Saturday, October 28, 2017
Camera Obscura
Juries remain unconvinced. Police behavior has not changed. And they’re expensive. Huh? Oh, I’m talking about those police body cameras that were intended to increase sensitivity and reduce instances of excess use of force by cops that use them. And while we probably need more time, for cops and people to get used to them and begin to understand their yet-unrealized value, the impact-to-date of these body cams on improving police behavior has been disappointing.
“[Jurors] watching [police body cam] images playing on projection screens in courtrooms, have not come away with simple answers. In some trials, a single piece of body-camera footage has been used to illustrate competing viewpoints: In [a] Milwaukee case, slowed-down, frame-by-frame video was used to show that the suspect had no weapon when he was shot a second time. The same video, played at regular speed, revealed a scene that was swift, confusing and chaotic, a boost to the defense.
“Some jurors in these cases have said that, videos aside, they had been swayed most of all by officers’ assertions that they feared for their lives. And in some cases, the videos themselves do not fully show operative moments, leaving jurors to fill in the blanks…
“Some people had presumed that more videos would hand juries clear-cut answers to accusations of police misconduct… The videos ‘have changed things,’ said David A. Harris, a law professor at the University of Pittsburgh who studies police behavior, police regulation and racial profiling. ‘But it was a little naïve to think they’d solve the problem, or get us all the way home on the question of guilt or innocence.’” New York Times, June 25th.

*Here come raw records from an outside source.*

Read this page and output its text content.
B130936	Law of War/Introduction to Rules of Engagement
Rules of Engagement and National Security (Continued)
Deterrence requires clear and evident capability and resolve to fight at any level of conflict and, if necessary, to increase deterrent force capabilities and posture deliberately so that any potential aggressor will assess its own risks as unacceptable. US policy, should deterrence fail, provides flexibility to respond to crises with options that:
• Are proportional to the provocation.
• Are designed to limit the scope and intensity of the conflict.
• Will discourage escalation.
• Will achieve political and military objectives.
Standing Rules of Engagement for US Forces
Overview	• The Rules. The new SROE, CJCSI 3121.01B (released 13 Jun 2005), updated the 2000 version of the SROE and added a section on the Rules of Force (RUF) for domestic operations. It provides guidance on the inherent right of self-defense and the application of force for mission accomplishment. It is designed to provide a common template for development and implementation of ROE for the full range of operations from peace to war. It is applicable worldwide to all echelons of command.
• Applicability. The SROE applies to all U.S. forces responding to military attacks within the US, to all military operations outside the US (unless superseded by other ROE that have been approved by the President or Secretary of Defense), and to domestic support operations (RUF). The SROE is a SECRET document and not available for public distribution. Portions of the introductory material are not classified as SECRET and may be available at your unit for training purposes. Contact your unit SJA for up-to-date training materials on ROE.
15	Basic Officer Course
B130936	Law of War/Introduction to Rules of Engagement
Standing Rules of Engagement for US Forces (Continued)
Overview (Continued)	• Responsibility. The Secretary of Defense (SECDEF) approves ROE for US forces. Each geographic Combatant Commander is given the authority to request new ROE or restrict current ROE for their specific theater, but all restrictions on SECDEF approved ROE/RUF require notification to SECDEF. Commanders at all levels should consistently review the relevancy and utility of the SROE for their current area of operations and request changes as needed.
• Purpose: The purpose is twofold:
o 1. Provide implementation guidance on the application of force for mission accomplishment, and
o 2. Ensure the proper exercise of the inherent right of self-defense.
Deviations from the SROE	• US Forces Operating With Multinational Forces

“By 2015, 95 percent of large police departments reported they were using body cameras or had committed to doing so in the near future, according to a national survey. The federal government has given police departments more than $40 million to invest in body cameras, and state and local authorities have spent many millions more…
“After a series of high-profile police shootings, police departments across the nation turned to body cameras, hoping they would curb abuses. But a rigorous study released Friday [10/20] shows that they have almost no effect on officer behavior.
“The 18-month study of more than 2,000 police officers in Washington [D.C.] found that officers equipped with cameras used force and prompted civilian complaints at about the same rate as those who did not have them…
“Chief Peter Newsham of the Metropolitan Police Department in Washington said the results were surprising. ‘I thought it would have a difference on police and civilian behavior,’ he said. ‘Particularly for officers — and this is the exception — who might be more inclined to misbehave.’
“But Chief Newsham said the cameras had a number of benefits that could not be easily measured: more accurate investigations, better training and at least one case in which the footage exonerated an officer accused of shooting an unarmed suspect (who was indeed armed). Most important, he said, they bolstered the trust of the community… ‘You have to be legitimate and trusted,’ he said. ‘You can’t underestimate the value these cameras bring to that.’
“Behavior modification has never been the sole argument for body cameras. Their most important function may be to create an independent record of police shootings and other encounters with the public…
“Though body cameras are now in greater use, their purpose is often left undefined, raising thorny questions about surveillance, privacy and other issues. ‘Police departments have been rushing to body cameras without sufficiently deciding what the goal is,’ said Seth Stoughton, a former officer and a law professor at the University of South Carolina, who has studied the devices extensively. ‘When no one is sure what it is supposed to do, no one knows if it is working.’…
“Monica Hopkins-Maxwell, executive director of the American Civil Liberties Union of the District of Columbia, said cameras were ‘not a panacea’ and that only more emphasis on initiatives like community policing, data collection and better training would help build good will.
‘I don’t think body cameras in any way, shape or form by themselves increase trust,’ she said. ‘The way you increase trust is through relationships and how communities are treated by police officers.’” New York Times, October 20th.
So do we save money and decommission this technology? Should money be deployed in more productive areas like community relations and training? Or are body cams part of a greater learning experience that we have yet to harness and understand, something that just might save lives, redesign training programs and ultimately build that under-performing level of trust among too many communities who still view cops as enemy intruders?
I’m Peter Dekom, and in this over-connected world of instant responses and easy solutions, sometimes it just might make sense to invoke patience and seek better uses of the information we are generating by the ton.